I began to value the gift of hospitality, even though I would surely have wanted something a little more spectacular!

At the time I was volunteering at The Potter's House, a Christian coffeehouse and ministry of hospitality in the Adams-Morgan section of downtown Washington, D.C. I ran the old cash register and bused tables, dusted bookshelves, and tried very hard to say something nice to each person I waited on. Sometimes they responded and sometimes I just embarrassed myself.

The essence of hospitality, I've decided, is that in offering true hospitality to another I become vulnerable. I often experience such vulnerability as I work at a soup kitchen in Lincoln, Neb., where I live now.

I have spent many an hour, under circumstances far different from that of a soup kitchen, standing at a door, greeting, reaching out to help another across a threshold, letting them know they are wanted and awaited inside, that they will be safe there. That avocation was not always handled pleasantly by me; sometimes I loved what I did and knew I did it well. At other times I just went through the motions, sulking about something or other.

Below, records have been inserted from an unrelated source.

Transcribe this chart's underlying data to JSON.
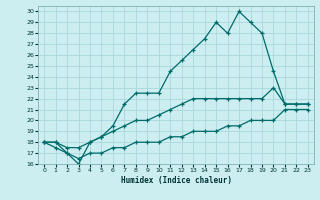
{
  "xlabel": "Humidex (Indice chaleur)",
  "background_color": "#cceef0",
  "grid_color": "#aad8dc",
  "line_color": "#006b6b",
  "xlim": [
    -0.5,
    23.5
  ],
  "ylim": [
    16,
    30.5
  ],
  "xtick_labels": [
    "0",
    "1",
    "2",
    "3",
    "4",
    "5",
    "6",
    "7",
    "8",
    "9",
    "10",
    "11",
    "12",
    "13",
    "14",
    "15",
    "16",
    "17",
    "18",
    "19",
    "20",
    "21",
    "22",
    "23"
  ],
  "xticks": [
    0,
    1,
    2,
    3,
    4,
    5,
    6,
    7,
    8,
    9,
    10,
    11,
    12,
    13,
    14,
    15,
    16,
    17,
    18,
    19,
    20,
    21,
    22,
    23
  ],
  "yticks": [
    16,
    17,
    18,
    19,
    20,
    21,
    22,
    23,
    24,
    25,
    26,
    27,
    28,
    29,
    30
  ],
  "line1_x": [
    0,
    1,
    2,
    3,
    4,
    5,
    6,
    7,
    8,
    9,
    10,
    11,
    12,
    13,
    14,
    15,
    16,
    17,
    18,
    19,
    20,
    21,
    22,
    23
  ],
  "line1_y": [
    18,
    18,
    17,
    16,
    18,
    18.5,
    19.5,
    21.5,
    22.5,
    22.5,
    22.5,
    24.5,
    25.5,
    26.5,
    27.5,
    29,
    28,
    30,
    29,
    28,
    24.5,
    21.5,
    21.5,
    21.5
  ],
  "line2_x": [
    0,
    1,
    2,
    3,
    4,
    5,
    6,
    7,
    8,
    9,
    10,
    11,
    12,
    13,
    14,
    15,
    16,
    17,
    18,
    19,
    20,
    21,
    22,
    23
  ],
  "line2_y": [
    18,
    18,
    17.5,
    17.5,
    18,
    18.5,
    19,
    19.5,
    20,
    20,
    20.5,
    21,
    21.5,
    22,
    22,
    22,
    22,
    22,
    22,
    22,
    23,
    21.5,
    21.5,
    21.5
  ],
  "line3_x": [
    0,
    1,
    2,
    3,
    4,
    5,
    6,
    7,
    8,
    9,
    10,
    11,
    12,
    13,
    14,
    15,
    16,
    17,
    18,
    19,
    20,
    21,
    22,
    23
  ],
  "line3_y": [
    18,
    17.5,
    17,
    16.5,
    17,
    17,
    17.5,
    17.5,
    18,
    18,
    18,
    18.5,
    18.5,
    19,
    19,
    19,
    19.5,
    19.5,
    20,
    20,
    20,
    21,
    21,
    21
  ]
}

At the soup kitchen I have found myself too busy with chores, too busy in the kitchen, too occupied with making soup, to sit down with the suppers. At first I felt nudges of what I was avoiding in how uncomfortable I became at the random, crazy discussions of current events the suppers reveled in. I joined in as someone who knew a lot, with excellent, informed opinions on nearly everything. It dawned on me after a while that I could listen quietly, listen and not judge, occasionally entering into the talking without having to offer the final word on anything.

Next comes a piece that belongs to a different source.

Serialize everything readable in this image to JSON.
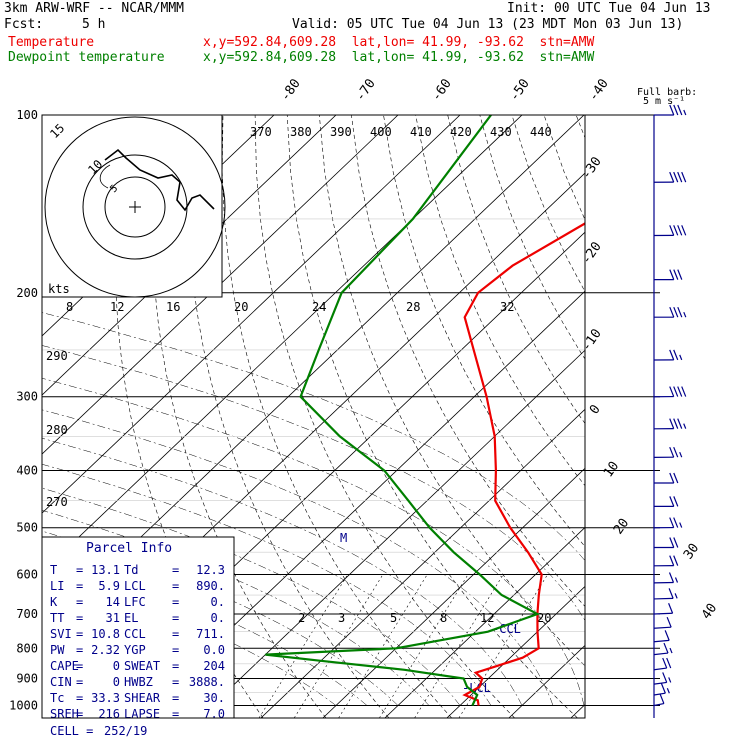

The next time I learned a little more about hospitality came as I felt uneasy when the people eating at the soup kitchen knew my name and told the whole room. I wanted to be anonymous, not let them know who I am. I am getting better, even, one night, taking delight in a debate between a gentle Hispanic man who proudly called me Mrs., and a woman who tenderly called me Ruth, as her friend.

As I reflect on the gift of hospitality in my life, I remember other times it came to me, times I honored its appearance and times I didn't. I used to call myself the ashtray-emptier in ``hospitality suites'' at conventions of organizations my husband was active in, all those hotels now dim in memory. I have been greeted for a number of years now by members of an organization I attend several times a week, people who manage to ignore their own problems and insecur-ities long enough to say hello and give me a handshake or a hug.

The Potter's House offers ``our hospitality, service, and a listening ear'' to those who come there. At The Gathering Place here in Lincoln, modeled on The Potter's House and open for lunch and meetings during the day and as a soup kitchen for the hungry at night, we try to remember the words of Dutch priest Henri Nouwen: ``... to offer an open and hospitable space where strangers can cast off their strangeness and become our fellow human beings.''

We think of our gifts, when we think of them at all, as things magical and wonderful that make our life easier and happier, us more important.

Yet I am reminded that the gift of who we are is not always so easily claimed nor offered to others.